Okay. That's a good concise answer as well.
Yes, well done.
Obviously, we're all aware now of the distinction between assessment of pupils for their own progression and the evaluation of how a school does at certain points in its life cycle as well. Presumably, the way you're looking at this is to keep these items completely separate, and that evaluation and assessment proposals will be—. They're out in a separate document; their results are going to be coming forward in a separate document—is that right? There's a thick black line between these two concepts.
Yes, absolutely. I think some of the trouble that we've got ourselves in previously is because there has not been a clear distinction between assessment and accountability, and, when you start using assessment for accountability purposes, that's when, potentially, that assessment process gets corrupted and you have gaming.
Can I ask, with the assessments, though, which is about pupil progression, will those results be published internally? Will parents get to see those?
Oh, yes. And that should be the purpose for assessment. The primary purpose for assessment is for that professional to be able to know how to move that child's educational journey on, and you would absolutely expect professionals to have those conversations with parents, whether they're using formative methods of assessment or summative methods of assessment. So, absolutely, you would expect teachers to be sharing information around assessment methods, whichever type they use, with parents, to describe and to inform parents about what happens next for their child.
Right. I accept that. Is it realistic, then, to expect parents, families, communities, not to think about that information when they're drawing conclusions about the school, notwithstanding that formal evaluation of those schools is going to be done completely separately?
Well, of course, parents will always be interested in how the overall institution is doing. But the conversations I have with parents, and I certainly feel this myself as a parent—I'm interested in how my child is doing, how my child is getting on in school, what are the issues that that child has, and, more importantly, what is the school going to do about it? So, if my child is struggling for whatever reason, what is the school going to do about that to help that child? If my child happens to be exceptionally able and talented, how are you as a school going to make the most of my child's talents and move them on to fulfil their potential? So, undoubtedly, I can't control assumptions that parents will make, but it is absolutely clear in this system, and my intention is, that teachers should share assessment methods and outcomes with parents to have that conversation about what happens next. But I am absolutely clear that we do have to make this distinction between assessment for learning and an accountability in the system, otherwise we drive—inadvertently; people don't set out to do it, but we drive a set of behaviours that has negative unintended outcomes. We only have to look at the debacle around BTEC science to know that.

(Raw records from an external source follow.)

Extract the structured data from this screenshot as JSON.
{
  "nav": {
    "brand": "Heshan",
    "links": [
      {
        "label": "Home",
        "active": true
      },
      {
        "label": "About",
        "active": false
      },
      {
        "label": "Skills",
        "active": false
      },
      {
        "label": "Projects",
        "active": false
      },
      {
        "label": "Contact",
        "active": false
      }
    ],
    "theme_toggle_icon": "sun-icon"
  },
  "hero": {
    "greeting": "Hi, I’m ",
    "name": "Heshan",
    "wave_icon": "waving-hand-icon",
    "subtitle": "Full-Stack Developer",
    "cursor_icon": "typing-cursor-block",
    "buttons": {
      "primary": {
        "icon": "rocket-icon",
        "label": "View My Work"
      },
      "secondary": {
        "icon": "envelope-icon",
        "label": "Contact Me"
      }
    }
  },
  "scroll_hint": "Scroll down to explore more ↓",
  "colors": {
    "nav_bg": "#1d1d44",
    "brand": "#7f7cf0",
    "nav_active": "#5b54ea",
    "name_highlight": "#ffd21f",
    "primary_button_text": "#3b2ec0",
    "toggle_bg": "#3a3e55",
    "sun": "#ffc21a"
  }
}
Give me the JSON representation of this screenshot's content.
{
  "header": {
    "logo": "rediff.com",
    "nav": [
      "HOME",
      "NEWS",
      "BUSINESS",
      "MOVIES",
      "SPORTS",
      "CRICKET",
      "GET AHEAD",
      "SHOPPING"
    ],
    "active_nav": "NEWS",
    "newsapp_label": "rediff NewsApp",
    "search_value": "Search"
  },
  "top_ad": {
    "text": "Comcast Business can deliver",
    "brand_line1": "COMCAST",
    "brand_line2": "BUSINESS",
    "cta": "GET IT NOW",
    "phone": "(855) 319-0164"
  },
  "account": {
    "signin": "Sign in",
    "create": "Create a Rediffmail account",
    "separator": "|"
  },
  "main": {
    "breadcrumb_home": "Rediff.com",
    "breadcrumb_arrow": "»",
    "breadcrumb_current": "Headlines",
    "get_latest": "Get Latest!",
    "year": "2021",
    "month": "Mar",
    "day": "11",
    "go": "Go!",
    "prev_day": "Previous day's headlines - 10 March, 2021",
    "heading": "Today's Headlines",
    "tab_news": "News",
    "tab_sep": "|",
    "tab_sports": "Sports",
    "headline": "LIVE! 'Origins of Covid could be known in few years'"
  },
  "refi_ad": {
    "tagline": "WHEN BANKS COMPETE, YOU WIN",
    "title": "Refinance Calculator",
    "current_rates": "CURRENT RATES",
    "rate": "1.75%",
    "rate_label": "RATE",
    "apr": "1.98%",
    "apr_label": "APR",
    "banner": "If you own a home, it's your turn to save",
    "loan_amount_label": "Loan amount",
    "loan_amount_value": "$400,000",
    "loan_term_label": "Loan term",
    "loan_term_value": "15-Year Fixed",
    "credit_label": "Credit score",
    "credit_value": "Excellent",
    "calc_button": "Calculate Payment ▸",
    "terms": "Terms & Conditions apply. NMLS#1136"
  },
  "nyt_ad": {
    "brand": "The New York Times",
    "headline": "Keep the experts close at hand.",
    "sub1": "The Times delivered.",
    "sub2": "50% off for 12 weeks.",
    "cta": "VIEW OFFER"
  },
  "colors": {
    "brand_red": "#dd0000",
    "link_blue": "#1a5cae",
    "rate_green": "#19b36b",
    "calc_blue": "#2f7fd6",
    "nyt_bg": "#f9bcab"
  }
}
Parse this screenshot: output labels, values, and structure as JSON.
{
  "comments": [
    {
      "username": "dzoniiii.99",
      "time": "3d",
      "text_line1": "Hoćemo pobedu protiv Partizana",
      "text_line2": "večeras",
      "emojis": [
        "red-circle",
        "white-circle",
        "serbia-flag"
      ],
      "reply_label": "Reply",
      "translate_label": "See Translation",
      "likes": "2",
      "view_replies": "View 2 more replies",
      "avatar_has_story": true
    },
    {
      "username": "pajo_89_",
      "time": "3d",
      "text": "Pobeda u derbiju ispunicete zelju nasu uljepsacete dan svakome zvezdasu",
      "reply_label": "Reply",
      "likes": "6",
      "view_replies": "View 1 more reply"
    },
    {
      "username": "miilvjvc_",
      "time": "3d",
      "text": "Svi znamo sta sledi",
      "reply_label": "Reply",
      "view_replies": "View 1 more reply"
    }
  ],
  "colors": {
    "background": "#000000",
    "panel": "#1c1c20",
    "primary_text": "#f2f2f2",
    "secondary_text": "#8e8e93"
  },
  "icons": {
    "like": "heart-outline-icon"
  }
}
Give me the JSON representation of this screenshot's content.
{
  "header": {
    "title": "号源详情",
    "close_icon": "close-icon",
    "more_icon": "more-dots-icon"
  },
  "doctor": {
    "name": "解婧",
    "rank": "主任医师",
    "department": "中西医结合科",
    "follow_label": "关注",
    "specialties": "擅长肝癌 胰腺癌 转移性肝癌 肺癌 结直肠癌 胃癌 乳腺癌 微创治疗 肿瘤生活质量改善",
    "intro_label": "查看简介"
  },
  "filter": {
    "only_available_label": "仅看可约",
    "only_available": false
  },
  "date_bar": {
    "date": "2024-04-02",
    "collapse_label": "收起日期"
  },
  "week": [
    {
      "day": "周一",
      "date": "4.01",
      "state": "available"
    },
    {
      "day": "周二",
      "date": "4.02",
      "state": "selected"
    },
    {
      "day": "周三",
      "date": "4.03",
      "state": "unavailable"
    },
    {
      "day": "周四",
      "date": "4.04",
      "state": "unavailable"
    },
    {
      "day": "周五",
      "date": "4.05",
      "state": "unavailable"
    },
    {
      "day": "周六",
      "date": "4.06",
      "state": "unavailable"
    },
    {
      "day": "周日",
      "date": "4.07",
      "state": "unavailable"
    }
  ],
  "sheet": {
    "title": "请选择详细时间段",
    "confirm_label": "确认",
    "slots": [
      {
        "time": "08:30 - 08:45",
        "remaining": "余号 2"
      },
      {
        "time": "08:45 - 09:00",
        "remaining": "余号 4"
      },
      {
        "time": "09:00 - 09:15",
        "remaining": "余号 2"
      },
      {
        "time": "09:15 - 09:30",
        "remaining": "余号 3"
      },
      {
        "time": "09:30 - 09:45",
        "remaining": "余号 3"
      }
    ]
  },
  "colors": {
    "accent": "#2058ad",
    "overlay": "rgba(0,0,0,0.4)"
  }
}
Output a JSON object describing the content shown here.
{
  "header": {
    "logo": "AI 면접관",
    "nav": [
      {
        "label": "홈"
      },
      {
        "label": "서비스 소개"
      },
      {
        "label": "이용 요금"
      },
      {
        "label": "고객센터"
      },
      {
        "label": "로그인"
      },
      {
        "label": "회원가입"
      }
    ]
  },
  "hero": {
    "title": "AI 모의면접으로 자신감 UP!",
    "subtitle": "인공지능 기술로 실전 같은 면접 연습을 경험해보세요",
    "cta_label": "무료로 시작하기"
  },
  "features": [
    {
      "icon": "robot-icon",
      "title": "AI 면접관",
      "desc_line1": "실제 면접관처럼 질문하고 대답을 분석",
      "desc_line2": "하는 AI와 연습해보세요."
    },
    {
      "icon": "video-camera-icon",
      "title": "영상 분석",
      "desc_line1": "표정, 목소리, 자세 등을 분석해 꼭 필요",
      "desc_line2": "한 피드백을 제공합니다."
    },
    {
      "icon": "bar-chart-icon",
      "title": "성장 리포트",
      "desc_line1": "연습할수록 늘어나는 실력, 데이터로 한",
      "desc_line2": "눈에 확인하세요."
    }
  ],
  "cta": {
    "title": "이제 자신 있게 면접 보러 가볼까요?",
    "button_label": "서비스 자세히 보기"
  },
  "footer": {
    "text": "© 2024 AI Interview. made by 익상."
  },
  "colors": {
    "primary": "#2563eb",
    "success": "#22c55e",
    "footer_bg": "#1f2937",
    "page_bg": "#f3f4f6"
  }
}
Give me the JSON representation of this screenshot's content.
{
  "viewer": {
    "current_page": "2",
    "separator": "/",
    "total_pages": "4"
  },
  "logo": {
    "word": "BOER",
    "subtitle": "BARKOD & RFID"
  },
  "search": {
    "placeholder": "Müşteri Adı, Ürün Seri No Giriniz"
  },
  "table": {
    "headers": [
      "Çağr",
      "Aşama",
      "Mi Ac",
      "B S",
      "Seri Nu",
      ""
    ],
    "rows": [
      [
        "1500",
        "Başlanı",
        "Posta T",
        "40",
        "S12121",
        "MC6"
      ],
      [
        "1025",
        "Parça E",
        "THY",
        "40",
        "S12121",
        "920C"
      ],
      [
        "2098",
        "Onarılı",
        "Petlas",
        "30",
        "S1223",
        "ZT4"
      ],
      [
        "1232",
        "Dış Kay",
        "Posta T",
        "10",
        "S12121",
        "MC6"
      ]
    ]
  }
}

Okay. I understand that. So, how—? Can you just briefly give us an indication of how you think the accountability, on both sides of that thick black line—the methodology—is likely to change with this? You mentioned that there's going to be an independent review of performance measurements coming shortly; we know that some of the existing ones have been ditched in fairly recent legislation. Without pre-empting the findings of such a review, have you got your top three likely expected changes?
To accountability. Well, we're moving to a system of schools as learning organisations, and a greater emphasis on self-evaluation, with external verification of that by Estyn, our inspectors.
And that will be reflected in the school categorisation system as well—will those indicators change, do you think?
Well, categorisation—again, the purpose for categorisation is not to make a judgment on a school in the sense of a league table; it's a triage process, categorisation.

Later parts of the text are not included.